23 Eylül 2012 Pazar



Ayrılıkların da sonu var…

İlhan İrem’e olan sevgimi, saygımı The Cure ve Depeche Mode ekseninde büyümemle ve tuş seslerine düşkünlüğümle açıklayabilirim. Onu tanımam sevmem zor olmadı özetle. Bütün kasetleri var bizde. Birkaç da plağı. Her şarkısını ezbere bilirim. Sadece sözlerini de değil, gitar sololarına kadar. O yüzden dün geceki konser başından sonuna bir rüya gibiydi benim için. Işıkla ve aşkla dolu bir adamın 2 saatlik ayinine katıldık. Kuruçeşme Arena, bu tür özel konserlerde daha da büyülü bir atmosfer oluyor. Ay ışığı, yakamozlar derken uçup gidiyorsunuz. Ama asıl uçacak olan bu güzel konser mekanı. Malumunuz oraya da otel yapacaklar. Neyse ki oteli dün gece yapmaya kalkmadılar da çocukluğumun en önemli rock figürlerinden İlhan İrem’i doya doya dinledik. Elif annesi Aynur Abla ile gelmişti. Ben de Türkay’ı sürükledim yanımda. ‘Aşk İstanbul’da’ konseri 21.30’da ‘Son Selam’ ile başladı. Biz tam o sırada koşarak yerimizi bulduk ve oturduk. Oturduk diyorum çünkü sahne önü dahil oturmalı bir konser düzeni vardı.

Işık ve sevgi…
Bilenler bilir İlhan İrem, her konserine ışık ve sevgiyle başlar. Öyle de bitirir. Dün gece O’nun çağrısına kulak verenler çok güzel bir konserin yanı sıra; şarkı aralarında ülkenin içinde bulunduğu duruma ilişkin önemli görüşlerine, bu kaosta kendi yerini çok iyi belirleyen, kendini çok güzel ifade eden haline de tanıklık ettiler. İşte Hayat’ı, Boş Ver Arkadaş’ı, Don Kişot’u hep birlikte söyledik. Beş bin kişi ‘Hayır Ben Değilim’in sonunda ‘Hayır’ diye bağırdık. Sesimiz, isyanımız bir yerlere gitmiştir diye dua ettik.

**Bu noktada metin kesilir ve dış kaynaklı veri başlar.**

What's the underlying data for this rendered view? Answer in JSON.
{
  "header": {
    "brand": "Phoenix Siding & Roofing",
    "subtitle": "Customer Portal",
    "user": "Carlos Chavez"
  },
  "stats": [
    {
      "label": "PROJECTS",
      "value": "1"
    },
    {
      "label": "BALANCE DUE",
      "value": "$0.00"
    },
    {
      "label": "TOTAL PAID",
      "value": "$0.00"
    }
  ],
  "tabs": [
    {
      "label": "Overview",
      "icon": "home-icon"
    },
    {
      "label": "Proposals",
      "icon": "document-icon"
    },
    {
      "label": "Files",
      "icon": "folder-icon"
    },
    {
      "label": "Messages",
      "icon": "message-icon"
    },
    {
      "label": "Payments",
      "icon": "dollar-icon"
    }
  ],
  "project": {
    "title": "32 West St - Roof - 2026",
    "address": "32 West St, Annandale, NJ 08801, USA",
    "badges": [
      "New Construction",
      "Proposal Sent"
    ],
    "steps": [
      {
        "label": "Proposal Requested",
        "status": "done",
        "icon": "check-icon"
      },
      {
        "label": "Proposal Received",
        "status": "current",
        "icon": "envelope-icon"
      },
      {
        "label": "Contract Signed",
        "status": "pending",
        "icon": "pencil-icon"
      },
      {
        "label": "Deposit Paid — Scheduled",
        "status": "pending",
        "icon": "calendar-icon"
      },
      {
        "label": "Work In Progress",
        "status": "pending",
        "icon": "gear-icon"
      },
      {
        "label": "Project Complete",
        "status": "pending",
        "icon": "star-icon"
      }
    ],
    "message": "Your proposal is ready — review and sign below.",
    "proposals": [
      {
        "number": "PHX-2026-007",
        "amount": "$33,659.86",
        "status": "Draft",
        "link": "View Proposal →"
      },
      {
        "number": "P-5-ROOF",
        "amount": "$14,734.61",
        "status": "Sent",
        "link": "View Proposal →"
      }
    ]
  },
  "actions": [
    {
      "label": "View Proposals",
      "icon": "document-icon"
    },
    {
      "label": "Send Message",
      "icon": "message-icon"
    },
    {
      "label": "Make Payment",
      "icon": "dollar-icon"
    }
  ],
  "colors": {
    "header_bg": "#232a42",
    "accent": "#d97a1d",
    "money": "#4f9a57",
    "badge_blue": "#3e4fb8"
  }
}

Konuşamıyorum.. Anlasana..
İlhan İrem, en sevdiklerimizden ‘Konuşamıyorum’un sonunda “Bütün her şey ‘Konuşamıyorum’la ‘Anlasana’ arasında gidip geliyor 40 yıldır” dedi ve ‘Anlasana’ya geçti. Bütün şarkılardaki heyecanı ve samimiyeti çok güzeldi. Konfetiler patlayıp konser bitince çağrımıza kulak verip yeniden sahneye çıktı ve sahnenin önünün oturmaktan vazgeçip ona ulaşmaya çalıştığı güzel bir atmosferde 2 şarkı daha söyledi.

İyi - kötü…
En başta davulda Aydın Karabulut olmak üzere orkestra anlamında kusursuz bir performans sergileyen ‘Grup Sevecen’, uzun uzun dinlediğimiz ney, çok güzel bir ışık ve sahne tasarımı, semazenler ve bir şarkıda izlediğimiz balerin konserin artılarıydı. Konsere bilmeden gelen aralarda espri yaptığını sananlar da eksileri.


Ayrılık…
İlhan İrem’e nefis bir konser DVD yakışır. Keşke yapılsa. O küsmüş biri değil bence. Öz bir adam sadece.